Purpose: To review early recommendations and propose guidelines for breastfeeding interruption after administration of radiopharmaceuticals, based on additional biokinetic and dosimetric data.
Methods: Activity concentrations in breast milk from 53 breastfeeding patients were determined. The milk was collected at various times after administration of 16 different radiopharmaceuticals. The fraction of the activity administered to the mother excreted in the breast milk, the absorbed doses to various organs and tissues and the effective dose to the infant were estimated.
Results: The fraction of the administered activity excreted per millilitre of milk varied widely from 10(-10) to 10(-3) MBq/MBq administered. For (99m)Tc-labelled radiopharmaceuticals, the total fraction of the administered activity excreted in the milk varied from 0.0057 % for (99m)Tc-labelled red blood cells (RBC) to 19 % for (99m)Tc-pertechnetate. The effective dose to an infant per unit activity administered to the mother ranged from 6.7 × 10(-6) mSv/MBq for (99m)Tc-labelled RBC to 3.6 × 10(-2) mSv/MBq for (99m)Tc-pertechnetate. For the other radiopharmaceuticals, the total fraction of administered activity excreted in the milk varied from 0.018 % ((51)Cr-EDTA) to 48 % ((131)I-NaI). The effective dose ranged from 5.6 × 10(-5) mSvinfant/MBqmother ((51)Cr-EDTA) to 106 mSvinfant/MBqmother ((131)I-NaI).
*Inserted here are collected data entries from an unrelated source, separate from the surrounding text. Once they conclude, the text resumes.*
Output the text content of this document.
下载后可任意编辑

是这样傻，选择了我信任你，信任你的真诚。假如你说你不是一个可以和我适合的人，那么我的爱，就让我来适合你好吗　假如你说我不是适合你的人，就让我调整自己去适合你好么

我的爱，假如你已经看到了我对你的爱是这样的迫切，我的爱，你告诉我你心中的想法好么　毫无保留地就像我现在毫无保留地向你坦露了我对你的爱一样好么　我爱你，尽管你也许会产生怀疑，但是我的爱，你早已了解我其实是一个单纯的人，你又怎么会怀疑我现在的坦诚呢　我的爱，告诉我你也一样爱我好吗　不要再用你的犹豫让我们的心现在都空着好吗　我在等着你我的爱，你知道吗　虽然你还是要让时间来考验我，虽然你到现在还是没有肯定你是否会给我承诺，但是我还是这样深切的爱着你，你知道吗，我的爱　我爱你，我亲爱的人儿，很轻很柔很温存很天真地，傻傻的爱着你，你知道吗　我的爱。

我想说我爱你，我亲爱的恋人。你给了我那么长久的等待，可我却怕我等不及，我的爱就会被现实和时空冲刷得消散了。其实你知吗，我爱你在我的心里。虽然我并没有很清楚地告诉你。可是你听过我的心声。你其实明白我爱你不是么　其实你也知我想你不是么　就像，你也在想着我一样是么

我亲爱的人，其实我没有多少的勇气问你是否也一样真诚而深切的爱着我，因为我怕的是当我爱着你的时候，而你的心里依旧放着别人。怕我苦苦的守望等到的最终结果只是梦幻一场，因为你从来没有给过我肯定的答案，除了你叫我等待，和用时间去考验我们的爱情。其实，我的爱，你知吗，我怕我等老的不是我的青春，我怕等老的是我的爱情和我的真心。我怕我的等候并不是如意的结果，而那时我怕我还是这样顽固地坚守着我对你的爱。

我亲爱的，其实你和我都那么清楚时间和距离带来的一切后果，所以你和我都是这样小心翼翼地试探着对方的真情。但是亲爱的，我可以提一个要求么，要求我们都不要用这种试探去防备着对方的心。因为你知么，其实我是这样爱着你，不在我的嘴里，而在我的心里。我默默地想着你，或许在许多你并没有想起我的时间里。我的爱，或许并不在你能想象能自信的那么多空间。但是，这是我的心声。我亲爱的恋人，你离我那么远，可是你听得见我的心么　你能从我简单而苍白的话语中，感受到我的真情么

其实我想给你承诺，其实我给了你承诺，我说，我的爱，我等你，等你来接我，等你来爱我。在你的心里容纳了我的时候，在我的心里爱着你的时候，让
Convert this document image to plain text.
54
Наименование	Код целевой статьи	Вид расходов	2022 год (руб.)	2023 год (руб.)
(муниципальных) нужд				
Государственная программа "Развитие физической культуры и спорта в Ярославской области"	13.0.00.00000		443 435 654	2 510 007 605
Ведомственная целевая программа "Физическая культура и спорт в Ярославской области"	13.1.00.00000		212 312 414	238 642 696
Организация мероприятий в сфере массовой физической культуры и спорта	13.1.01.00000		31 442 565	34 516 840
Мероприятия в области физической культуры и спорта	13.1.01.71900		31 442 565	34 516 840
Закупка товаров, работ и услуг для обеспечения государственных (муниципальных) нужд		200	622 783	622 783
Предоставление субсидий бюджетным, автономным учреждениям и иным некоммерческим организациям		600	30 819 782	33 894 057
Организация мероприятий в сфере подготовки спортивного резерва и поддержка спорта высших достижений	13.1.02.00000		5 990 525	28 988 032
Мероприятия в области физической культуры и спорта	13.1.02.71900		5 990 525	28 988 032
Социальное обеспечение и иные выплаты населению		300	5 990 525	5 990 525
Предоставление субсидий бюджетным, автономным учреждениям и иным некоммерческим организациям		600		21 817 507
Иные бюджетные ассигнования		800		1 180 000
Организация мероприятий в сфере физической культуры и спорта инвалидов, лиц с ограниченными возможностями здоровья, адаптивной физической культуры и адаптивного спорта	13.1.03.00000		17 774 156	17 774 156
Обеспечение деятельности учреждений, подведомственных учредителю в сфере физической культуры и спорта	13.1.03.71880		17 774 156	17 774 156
Conclusions: Based on an effective dose limit of 1 mSv to the infant and a typical administered activity, we recommend cessation of breastfeeding for (131)I-NaI and interruption of feeding for 12 h for (125)I-iodohippurate, (131)I-iodohippurate, (99m)Tc-pertechnetate and (99m)Tc-MAA. During this 12-h period all breast milk should be expressed at least three times and discarded. For the other radiopharmaceuticals included in this study, no interruption of breastfeeding is necessary.
Keywords: Absorbed dose; Breast milk; Breastfeeding; Nuclear medicine; Radiopharmaceutical.